Thursday, February 25, 2010

Burgess Bird Book for Children

 
 Little & Brown published the Burgess Bird Book for Children in October 1919. Burgess had run the individual stories comprising it earlier that year as part of his Bedtime Stories newspaper series, but these were written with the final work in mind. Here is the full text. 

 It was Burgess's first real natural history book, with realistic illustrations by the greatest bird artist of the era, Louis Agassiz Fuertes. (Cady, while a great illustrator, was not a naturalist--note that he depicts Yank Yank as a red-breasted nuthatch, not a white-breasted nuthatch, above).

   

 Burgess's friend, William Hornaday, wrote a stunningly positive review. (I think Hornaday was the original inspiration for the project but I need to re-find the citation).  

The book was a great success and inspired a series of similar books focused on animals, flowers, and the seashore.
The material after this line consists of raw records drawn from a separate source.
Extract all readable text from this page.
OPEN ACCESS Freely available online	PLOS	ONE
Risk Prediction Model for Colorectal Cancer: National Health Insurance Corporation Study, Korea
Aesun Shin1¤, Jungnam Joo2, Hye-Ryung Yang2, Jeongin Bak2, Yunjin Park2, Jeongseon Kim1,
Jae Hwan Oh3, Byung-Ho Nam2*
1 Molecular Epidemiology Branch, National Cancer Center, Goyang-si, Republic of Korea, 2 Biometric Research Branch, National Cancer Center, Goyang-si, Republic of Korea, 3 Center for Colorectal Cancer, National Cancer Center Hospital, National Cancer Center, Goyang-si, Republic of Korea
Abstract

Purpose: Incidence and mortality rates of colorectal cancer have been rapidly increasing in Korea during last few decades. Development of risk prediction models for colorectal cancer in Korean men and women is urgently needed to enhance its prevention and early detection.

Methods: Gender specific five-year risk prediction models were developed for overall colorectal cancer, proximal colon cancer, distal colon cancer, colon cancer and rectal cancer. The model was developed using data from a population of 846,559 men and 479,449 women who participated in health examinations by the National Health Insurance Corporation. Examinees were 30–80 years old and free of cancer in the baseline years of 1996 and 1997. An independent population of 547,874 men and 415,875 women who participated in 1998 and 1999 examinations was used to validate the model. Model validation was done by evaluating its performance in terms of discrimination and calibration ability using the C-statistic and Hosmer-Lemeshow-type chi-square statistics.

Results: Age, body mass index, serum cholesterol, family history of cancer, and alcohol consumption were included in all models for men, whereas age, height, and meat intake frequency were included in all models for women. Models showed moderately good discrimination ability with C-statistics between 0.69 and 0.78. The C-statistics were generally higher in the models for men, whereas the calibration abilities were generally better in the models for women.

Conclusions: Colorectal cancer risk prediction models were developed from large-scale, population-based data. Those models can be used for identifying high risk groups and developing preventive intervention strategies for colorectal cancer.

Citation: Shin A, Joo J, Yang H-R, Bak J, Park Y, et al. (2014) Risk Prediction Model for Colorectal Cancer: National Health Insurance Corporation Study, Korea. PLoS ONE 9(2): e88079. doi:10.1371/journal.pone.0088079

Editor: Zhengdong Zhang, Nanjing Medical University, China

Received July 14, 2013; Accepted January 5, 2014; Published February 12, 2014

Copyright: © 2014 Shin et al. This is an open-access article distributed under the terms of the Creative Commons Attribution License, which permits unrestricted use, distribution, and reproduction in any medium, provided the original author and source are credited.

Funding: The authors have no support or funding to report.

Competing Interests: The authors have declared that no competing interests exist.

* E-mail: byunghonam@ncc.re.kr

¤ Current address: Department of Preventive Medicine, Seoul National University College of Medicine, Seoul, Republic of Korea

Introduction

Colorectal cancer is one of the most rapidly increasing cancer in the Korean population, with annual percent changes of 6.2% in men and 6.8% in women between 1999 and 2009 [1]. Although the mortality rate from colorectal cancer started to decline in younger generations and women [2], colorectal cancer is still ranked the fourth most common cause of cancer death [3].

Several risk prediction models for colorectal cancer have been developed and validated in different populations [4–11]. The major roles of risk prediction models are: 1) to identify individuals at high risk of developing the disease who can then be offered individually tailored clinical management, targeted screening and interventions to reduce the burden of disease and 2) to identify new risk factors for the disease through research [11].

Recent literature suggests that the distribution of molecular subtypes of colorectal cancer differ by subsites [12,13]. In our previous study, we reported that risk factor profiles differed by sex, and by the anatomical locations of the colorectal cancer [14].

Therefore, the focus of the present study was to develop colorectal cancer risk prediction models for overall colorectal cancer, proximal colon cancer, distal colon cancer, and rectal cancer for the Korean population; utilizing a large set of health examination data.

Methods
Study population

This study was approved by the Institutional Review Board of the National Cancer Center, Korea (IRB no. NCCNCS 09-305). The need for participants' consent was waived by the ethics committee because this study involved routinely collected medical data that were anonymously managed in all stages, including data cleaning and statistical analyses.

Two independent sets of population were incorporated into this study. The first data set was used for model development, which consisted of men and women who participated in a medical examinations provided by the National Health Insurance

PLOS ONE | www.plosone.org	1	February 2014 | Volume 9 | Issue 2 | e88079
This was a book intended for younger readers. Burgess decided he wouldn't present facts about birds directly. Instead he would present the facts in the form of dialogues between Peter Rabbit (the stand-in for the curious child) and a variety of appropriate interlocutors, particularly Jenny Wren. Burgess would use this dialogue mode of presentation for his other natural history books and it would serve him well when he moved to radio in the 1920s. 

 [UPDATE: Burgess would publish a bird guide more suitable for adults in 1933, titled Birds You Should Know. This pre-dated Roger Tory Peterson's revolutionary field guide by one year.]